Funding for such trials would be a challenge for the academic community as DCA is a generic drug and early industry support might be limited. Fundraising from philanthropies might be possible to support early phase I – II or small phase III trials. However, if these trials suggest a favourable efficacy and toxicity, the public will be further motivated to directly fund these efforts and national cancer organisations like the NCI, might be inspired to directly contribute to the design and structure of larger trials. It is important to note that even if DCA does not prove to be the ‘dawn of a new era’, initiation and completion of clinical trials with a generic compound will be a task of tremendous symbolic and practical significance. At this point the ‘dogma’ that trials of systemic anticancer therapy cannot happen without industry support, suppresses the potential of many promising drugs that might not be financially attractive for pharmaceutical manufacturers. In that sense, the clinical evaluation of DCA, in addition to its scientific rationale, will be by itself another paradigm shift.
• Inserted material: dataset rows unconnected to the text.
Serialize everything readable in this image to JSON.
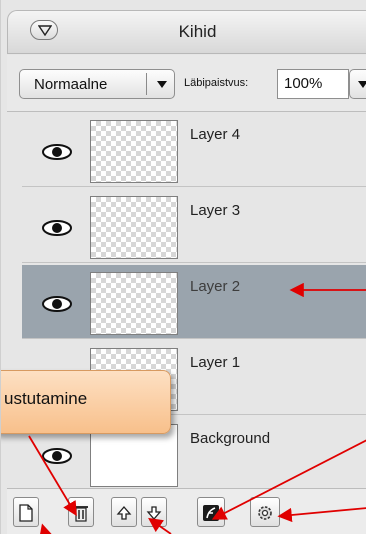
{
  "panel": {
    "title": "Kihid",
    "blend_mode": "Normaalne",
    "opacity_label": "Läbipaistvus:",
    "opacity_value": "100%"
  },
  "layers": [
    {
      "name": "Layer 4",
      "visible": true,
      "selected": false
    },
    {
      "name": "Layer 3",
      "visible": true,
      "selected": false
    },
    {
      "name": "Layer 2",
      "visible": true,
      "selected": true
    },
    {
      "name": "Layer 1",
      "visible": true,
      "selected": false
    },
    {
      "name": "Background",
      "visible": true,
      "selected": false
    }
  ],
  "tooltip": {
    "text": "ustutamine"
  },
  "toolbar_icons": [
    "new-layer-icon",
    "trash-icon",
    "move-up-icon",
    "move-down-icon",
    "layer-style-icon",
    "gear-icon"
  ],
  "colors": {
    "selected_row": "#9aa4ad",
    "annotation_arrow": "#e00000",
    "tooltip_fill": "#f8c08b"
  }
}
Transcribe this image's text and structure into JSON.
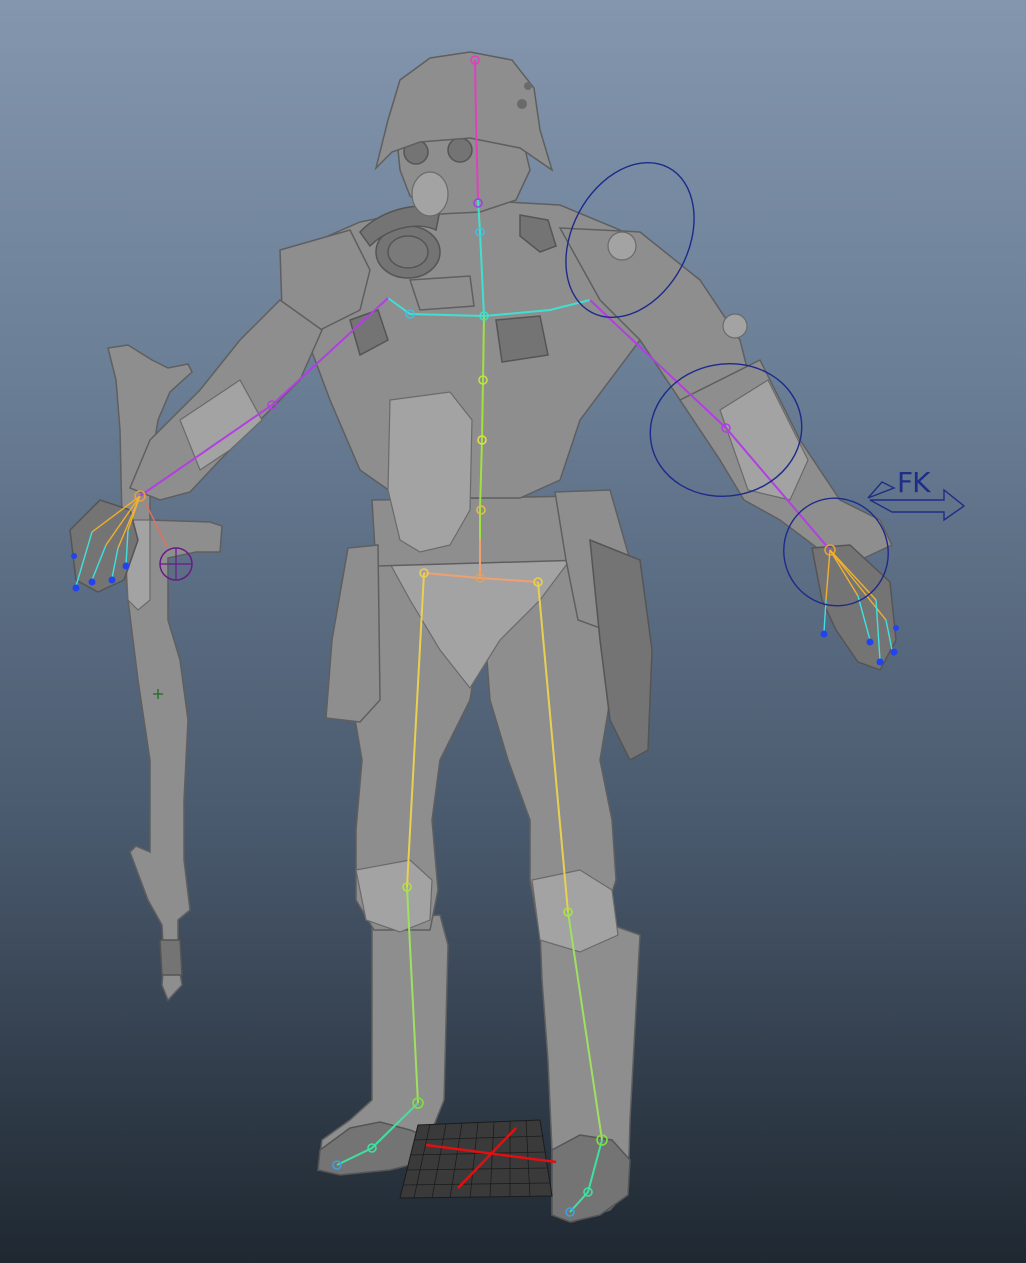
{
  "viewport": {
    "background_top": "#8396ad",
    "background_bottom": "#1f2831",
    "mesh_color": "#8e8e8e"
  },
  "rig": {
    "fk_ik_switch_label": "FK",
    "spine_color": "#e040c0",
    "leg_color": "#e8d050",
    "arm_color": "#b040e0",
    "control_color": "#1d2a8a",
    "grid_axis_color": "#e01010"
  },
  "icons": {
    "fk_switch": "fk-arrow-icon",
    "ground_grid": "ground-grid-icon"
  }
}
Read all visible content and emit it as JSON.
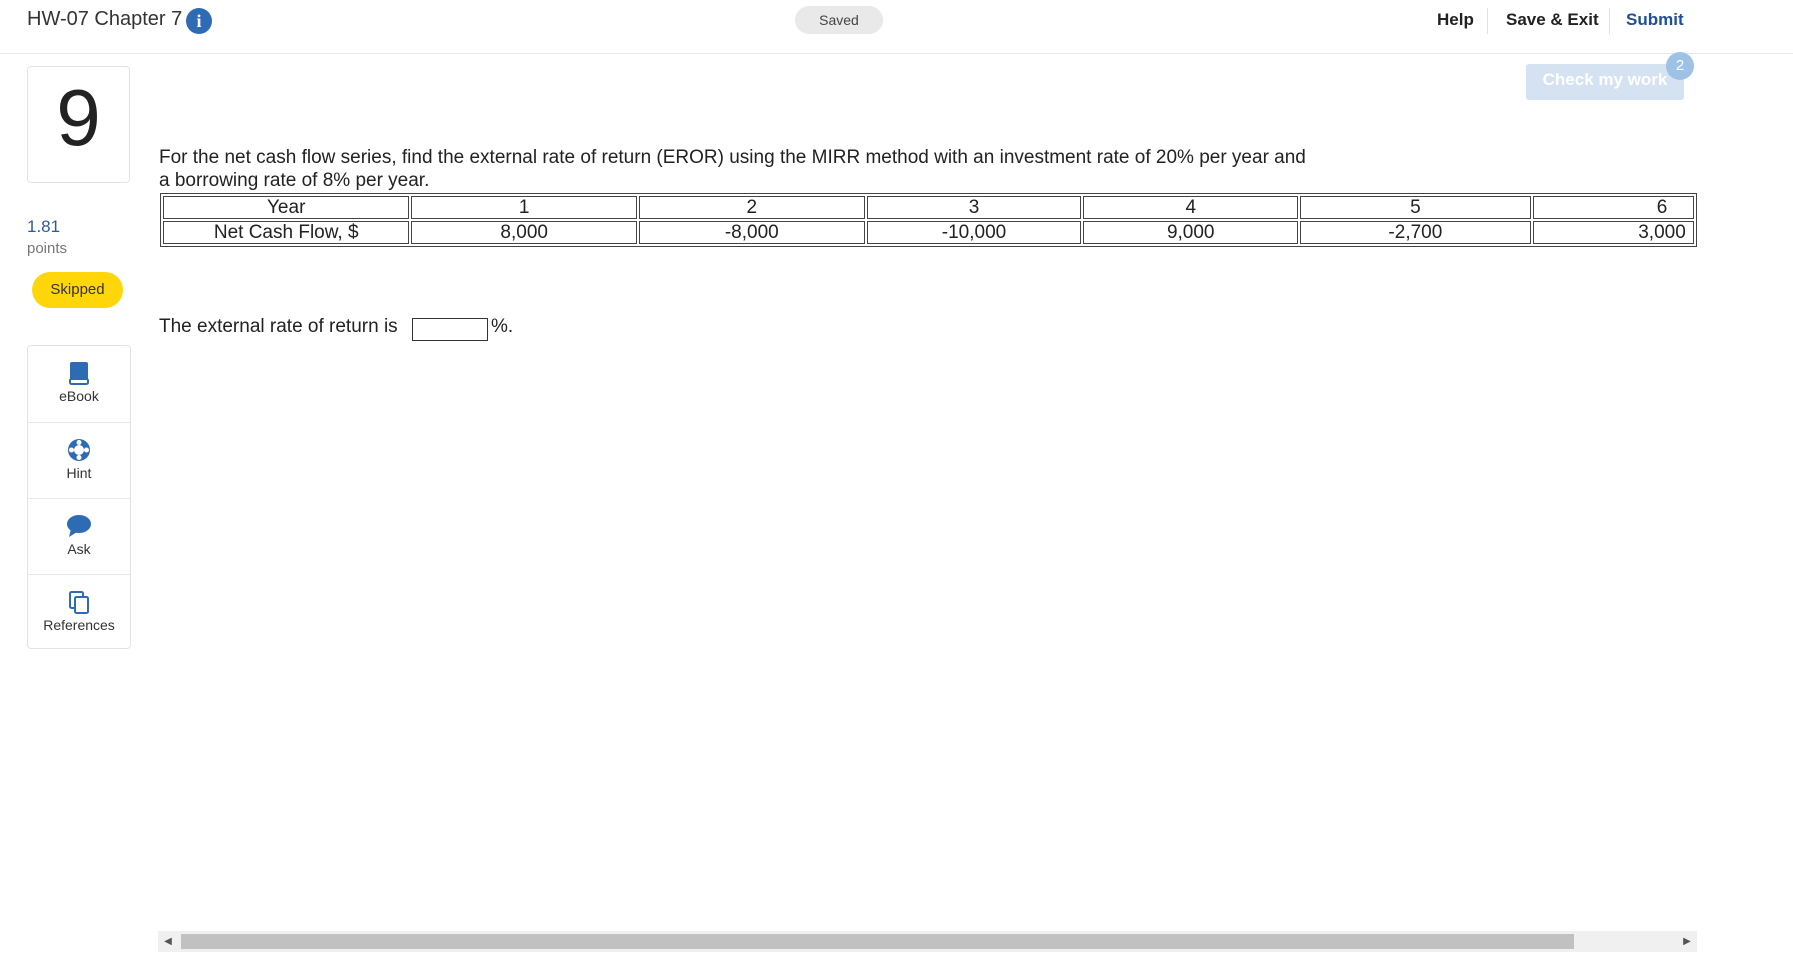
{
  "header": {
    "assignment_title": "HW-07 Chapter 7",
    "info_icon": "info-icon",
    "saved_label": "Saved",
    "nav": {
      "help": "Help",
      "save_exit": "Save & Exit",
      "submit": "Submit"
    }
  },
  "question": {
    "number": "9",
    "points_value": "1.81",
    "points_label": "points",
    "status": "Skipped",
    "text": "For the net cash flow series, find the external rate of return (EROR) using the MIRR method with an investment rate of 20% per year and a borrowing rate of 8% per year.",
    "table": {
      "header_label": "Year",
      "years": [
        "1",
        "2",
        "3",
        "4",
        "5",
        "6"
      ],
      "row_label": "Net Cash Flow, $",
      "values": [
        "8,000",
        "-8,000",
        "-10,000",
        "9,000",
        "-2,700",
        "3,000"
      ]
    },
    "answer_prompt": "The external rate of return is",
    "answer_value": "",
    "answer_unit": "%."
  },
  "check_work": {
    "label": "Check my work",
    "badge": "2"
  },
  "tools": [
    {
      "label": "eBook",
      "icon": "book-icon"
    },
    {
      "label": "Hint",
      "icon": "lifebuoy-icon"
    },
    {
      "label": "Ask",
      "icon": "speech-bubble-icon"
    },
    {
      "label": "References",
      "icon": "copy-pages-icon"
    }
  ],
  "colors": {
    "accent": "#2d6cb5",
    "skipped": "#ffd60a",
    "submit": "#1e4e9c"
  }
}
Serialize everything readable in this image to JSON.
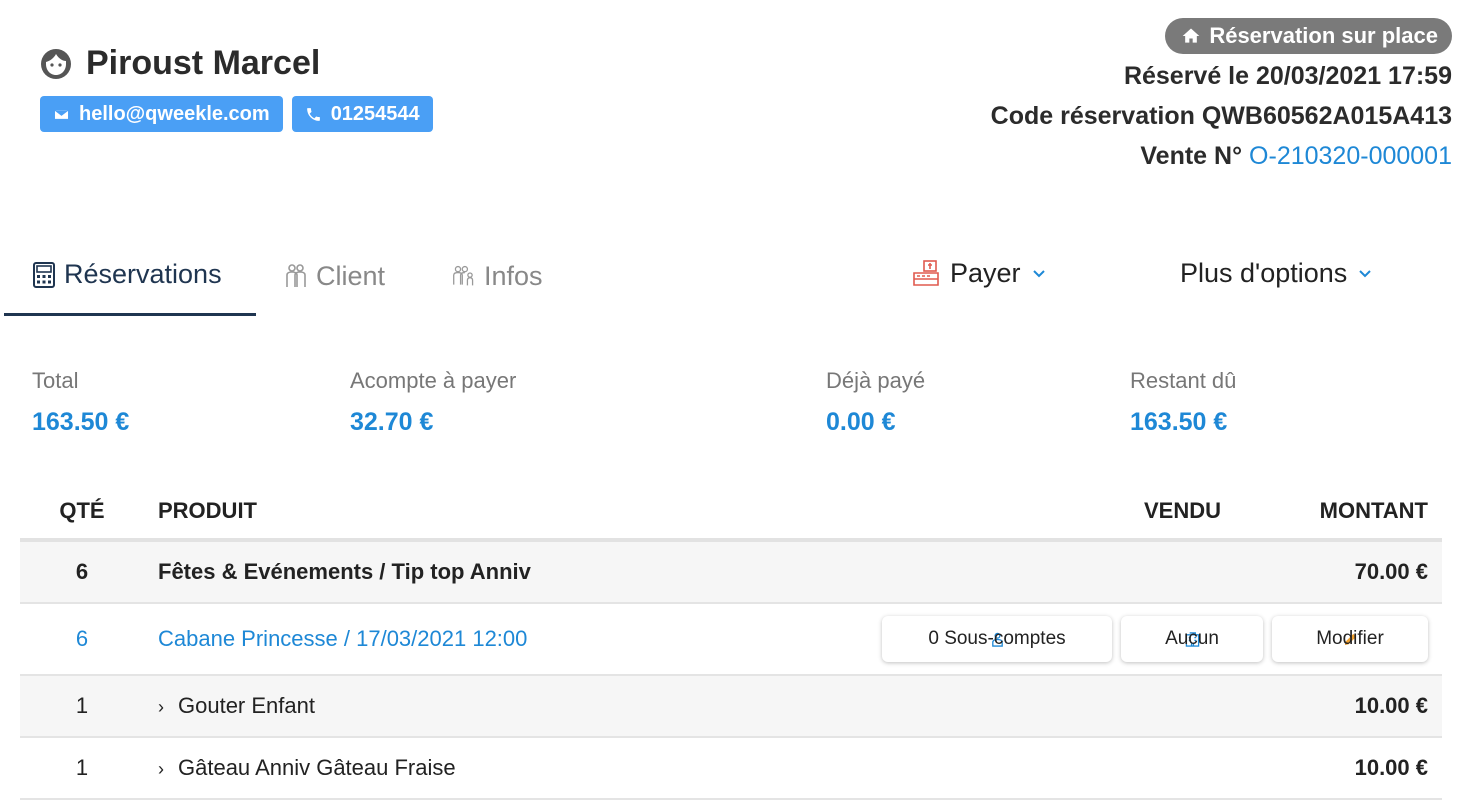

I can’t blame the industry for not following up on this: a clinical trial costs millions of dollars, and even if DCA pans out, there is no profit at all to be gained from it. For this research, we have to turn to public support (they have an interest in better cancer treatments!) and to scientists and doctors themselves, who of course have a great personal interest in seeing their patients get better.
Michelakis ED, Webster L, Mackey JR (2008) Dichloroacetate (DCA) as a potential metabolic-targeting therapy for cancer. Br J Cancer 99(7):989-94.